Former Congressman John Dingell (D-MI) died February 7th. He dictated his reflections on public service and the United States to his wife, which the Post published as an Op-Ed on Friday:
My personal and political character was formed in a different era that was kinder, if not necessarily gentler. We observed modicums of respect even as we fought, often bitterly and savagely, over issues that were literally life and death to a degree that — fortunately – we see much less of today.
Think about it:
Impoverishment of the elderly because of medical expenses was a common and often accepted occurrence. Opponents of the Medicare program that saved the elderly from that cruel fate called it “socialized medicine.” Remember that slander if there’s a sustained revival of silly red-baiting today.
Not five decades ago, much of the largest group of freshwater lakes on Earth — our own Great Lakes — were closed to swimming and fishing and other recreational pursuits because of chemical and bacteriological contamination from untreated industrial and wastewater disposal. Today, the Great Lakes are so hospitable to marine life that one of our biggest challenges is controlling the invasive species that have made them their new home.
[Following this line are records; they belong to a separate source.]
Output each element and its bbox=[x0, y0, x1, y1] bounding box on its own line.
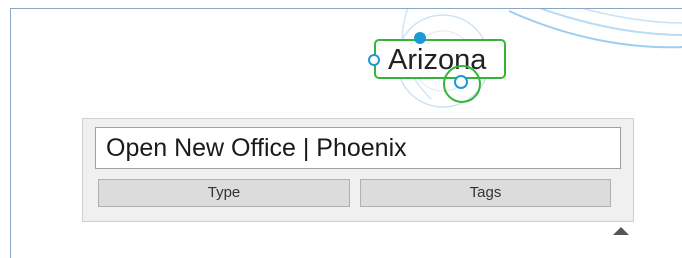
topic-node-arizona[interactable]: Arizona bbox=[374, 39, 506, 79]
topic-title-input[interactable]: Open New Office | Phoenix bbox=[95, 127, 621, 169]
topic-label: Arizona bbox=[388, 44, 487, 76]
link-line bbox=[582, 9, 682, 24]
topic-editor-panel: Open New Office | Phoenix Type Tags bbox=[82, 118, 634, 222]
type-button[interactable]: Type bbox=[98, 179, 350, 207]
collapse-arrow-icon[interactable] bbox=[613, 227, 629, 235]
link-line bbox=[508, 10, 682, 49]
tags-button[interactable]: Tags bbox=[360, 179, 611, 207]
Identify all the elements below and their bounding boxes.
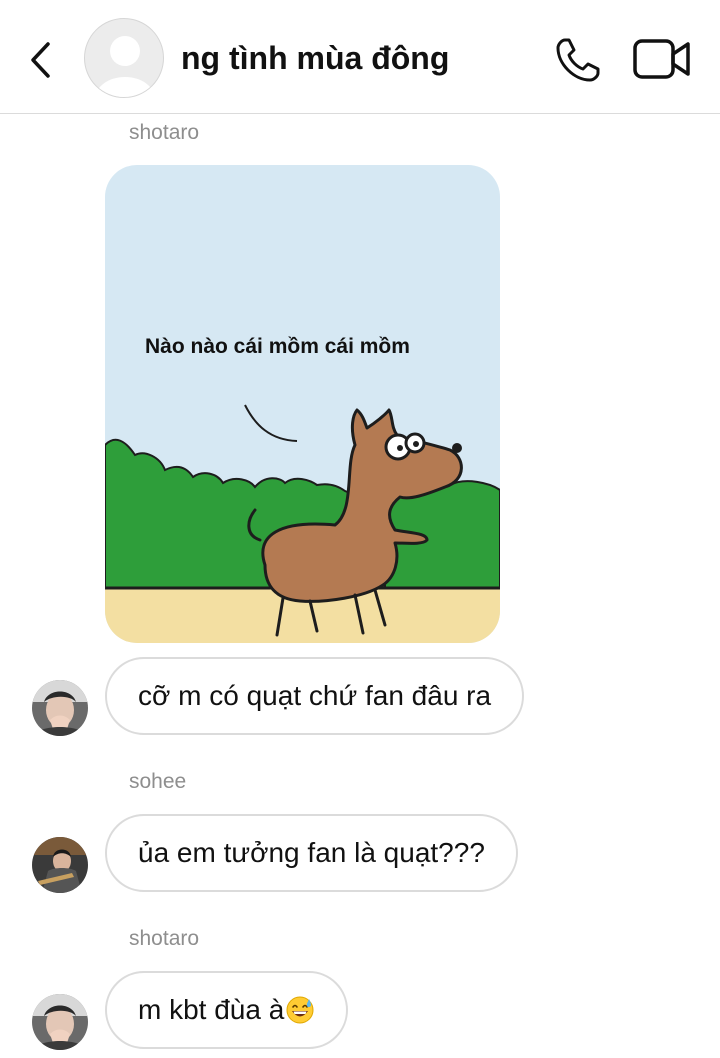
image-message[interactable]: Nào nào cái mồm cái mồm xyxy=(105,165,500,643)
message-bubble[interactable]: cỡ m có quạt chứ fan đâu ra xyxy=(105,657,525,735)
message-text: m kbt đùa à xyxy=(138,994,285,1025)
sender-name: shotaro xyxy=(129,121,200,144)
grinning-sweat-emoji xyxy=(286,996,314,1024)
back-button[interactable] xyxy=(24,36,60,84)
avatar[interactable] xyxy=(32,837,88,893)
group-avatar[interactable] xyxy=(84,18,164,98)
meme-image: Nào nào cái mồm cái mồm xyxy=(105,165,500,643)
chat-header: ng tình mùa đông xyxy=(0,0,720,114)
sender-name: sohee xyxy=(129,770,187,793)
message-bubble[interactable]: ủa em tưởng fan là quạt??? xyxy=(105,814,518,892)
user-photo xyxy=(32,680,88,736)
chevron-left-icon xyxy=(31,42,50,78)
user-photo xyxy=(32,837,88,893)
chat-title[interactable]: ng tình mùa đông xyxy=(181,40,449,77)
avatar[interactable] xyxy=(32,680,88,736)
sender-name: shotaro xyxy=(129,927,200,950)
video-call-button[interactable] xyxy=(632,36,692,82)
message-text: ủa em tưởng fan là quạt??? xyxy=(138,837,485,868)
message-bubble[interactable]: m kbt đùa à xyxy=(105,971,349,1049)
avatar[interactable] xyxy=(32,994,88,1050)
phone-icon xyxy=(556,38,600,82)
message-text: cỡ m có quạt chứ fan đâu ra xyxy=(138,680,492,711)
video-camera-icon xyxy=(633,39,690,79)
call-button[interactable] xyxy=(552,36,604,84)
user-photo xyxy=(32,994,88,1050)
meme-caption: Nào nào cái mồm cái mồm xyxy=(145,335,410,358)
default-avatar-icon xyxy=(95,36,155,97)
In my life and career, I have often heard it said that so-and-so has real power — as in, “the powerful Wile E. Coyote, chairman of the Capture the Road Runner Committee.”
It’s an expression that has always grated on me. In democratic government, elected officials do not have power. They hold power — in trust for the people who elected them. If they misuse or abuse that public trust, it is quite properly revoked (the quicker the better).
I never forgot the people who gave me the privilege of representing them. It was a lesson learned at home from my father and mother, and one I have tried to impart to the people I’ve served with and employed over the years.
As I prepare to leave this all behind, I now leave you in control of the greatest nation of mankind and pray God gives you the wisdom to understand the responsibility you hold in your hands.
Thank you for your service, Congressman. You will be missed.